One potential source is uBio, which provides web services for retrieving information on names. Hence, an obvious approach is to map NCBI names to uBio names. However, if I use uBio's SOAP service typically I get multiple records for the same name. Some of these are due to homomyms (e.g., the same name used for a plant and an animal), but many are the same name with variations on the taxonomic authority.
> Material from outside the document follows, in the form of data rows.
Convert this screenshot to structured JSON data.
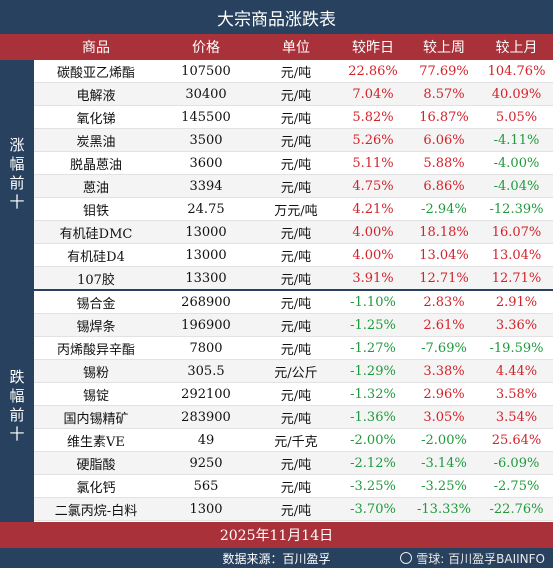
{
  "title": "大宗商品涨跌表",
  "headers": {
    "name": "商品",
    "price": "价格",
    "unit": "单位",
    "day": "较昨日",
    "week": "较上周",
    "month": "较上月"
  },
  "sections": {
    "gainers_label": "涨幅前十",
    "losers_label": "跌幅前十"
  },
  "gainers": [
    {
      "name": "碳酸亚乙烯酯",
      "price": "107500",
      "unit": "元/吨",
      "day": "22.86%",
      "week": "77.69%",
      "month": "104.76%"
    },
    {
      "name": "电解液",
      "price": "30400",
      "unit": "元/吨",
      "day": "7.04%",
      "week": "8.57%",
      "month": "40.09%"
    },
    {
      "name": "氧化锑",
      "price": "145500",
      "unit": "元/吨",
      "day": "5.82%",
      "week": "16.87%",
      "month": "5.05%"
    },
    {
      "name": "炭黑油",
      "price": "3500",
      "unit": "元/吨",
      "day": "5.26%",
      "week": "6.06%",
      "month": "-4.11%"
    },
    {
      "name": "脱晶蒽油",
      "price": "3600",
      "unit": "元/吨",
      "day": "5.11%",
      "week": "5.88%",
      "month": "-4.00%"
    },
    {
      "name": "蒽油",
      "price": "3394",
      "unit": "元/吨",
      "day": "4.75%",
      "week": "6.86%",
      "month": "-4.04%"
    },
    {
      "name": "钼铁",
      "price": "24.75",
      "unit": "万元/吨",
      "day": "4.21%",
      "week": "-2.94%",
      "month": "-12.39%"
    },
    {
      "name": "有机硅DMC",
      "price": "13000",
      "unit": "元/吨",
      "day": "4.00%",
      "week": "18.18%",
      "month": "16.07%"
    },
    {
      "name": "有机硅D4",
      "price": "13000",
      "unit": "元/吨",
      "day": "4.00%",
      "week": "13.04%",
      "month": "13.04%"
    },
    {
      "name": "107胶",
      "price": "13300",
      "unit": "元/吨",
      "day": "3.91%",
      "week": "12.71%",
      "month": "12.71%"
    }
  ],
  "losers": [
    {
      "name": "锡合金",
      "price": "268900",
      "unit": "元/吨",
      "day": "-1.10%",
      "week": "2.83%",
      "month": "2.91%"
    },
    {
      "name": "锡焊条",
      "price": "196900",
      "unit": "元/吨",
      "day": "-1.25%",
      "week": "2.61%",
      "month": "3.36%"
    },
    {
      "name": "丙烯酸异辛酯",
      "price": "7800",
      "unit": "元/吨",
      "day": "-1.27%",
      "week": "-7.69%",
      "month": "-19.59%"
    },
    {
      "name": "锡粉",
      "price": "305.5",
      "unit": "元/公斤",
      "day": "-1.29%",
      "week": "3.38%",
      "month": "4.44%"
    },
    {
      "name": "锡锭",
      "price": "292100",
      "unit": "元/吨",
      "day": "-1.32%",
      "week": "2.96%",
      "month": "3.58%"
    },
    {
      "name": "国内锡精矿",
      "price": "283900",
      "unit": "元/吨",
      "day": "-1.36%",
      "week": "3.05%",
      "month": "3.54%"
    },
    {
      "name": "维生素VE",
      "price": "49",
      "unit": "元/千克",
      "day": "-2.00%",
      "week": "-2.00%",
      "month": "25.64%"
    },
    {
      "name": "硬脂酸",
      "price": "9250",
      "unit": "元/吨",
      "day": "-2.12%",
      "week": "-3.14%",
      "month": "-6.09%"
    },
    {
      "name": "氯化钙",
      "price": "565",
      "unit": "元/吨",
      "day": "-3.25%",
      "week": "-3.25%",
      "month": "-2.75%"
    },
    {
      "name": "二氯丙烷-白料",
      "price": "1300",
      "unit": "元/吨",
      "day": "-3.70%",
      "week": "-13.33%",
      "month": "-22.76%"
    }
  ],
  "footer": {
    "date": "2025年11月14日",
    "source": "数据来源：百川盈孚",
    "watermark": "雪球: 百川盈孚BAIINFO"
  },
  "colors": {
    "navy": "#27415f",
    "red_band": "#a9323a",
    "up": "#d3222a",
    "down": "#1e9a3c"
  }
}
Much of this variation arises because uBio aggregates information from a wide range of databases, and each database differs in who it records the taxonomic authority.
For example, for the name "Diplura" (which I've discussed earlier) we get these names and authorities:
- Diplura (Greene MS.) Allman 1864
- Diplura Borner, 1904
- Diplura C. L. Koch 1850
- Diplura G. J. Hollenberg, 1969
- Diplura Hollenb.
- Diplura Jerdon 1864
- Diplura Koch 1850
- Diplura Koch 1851
- Diplura Rambur 1866
- Diplura Simon 1892
The nodes in the graph are the taxonomic authorities, "cleaned" by making all the text lower case, and stripping any punctuation. The edges are labelled by the length of the longest common substring shared by the nodes that edge links (I ignore substrings less than four characters long). This graph groups the variations on Diplura Koch (a spider), and Diplura Hollenberg (a brown alga, see doi:10.1111/j.1529-8817.1969.tb02617.x).
Not surprisingly, perhaps, the linkouts from the NCBI taxonomy for Diplura are a mess, with the algal genus (taxon:371965 linking to both plant and animal databases, and the insect class (taxon:29997) linking to a mix of plants and animals, not all of the animals are insects.
I'm still playing with the underlying code, but I might try and build a web service that returns name clusters (and perhaps the graph as well).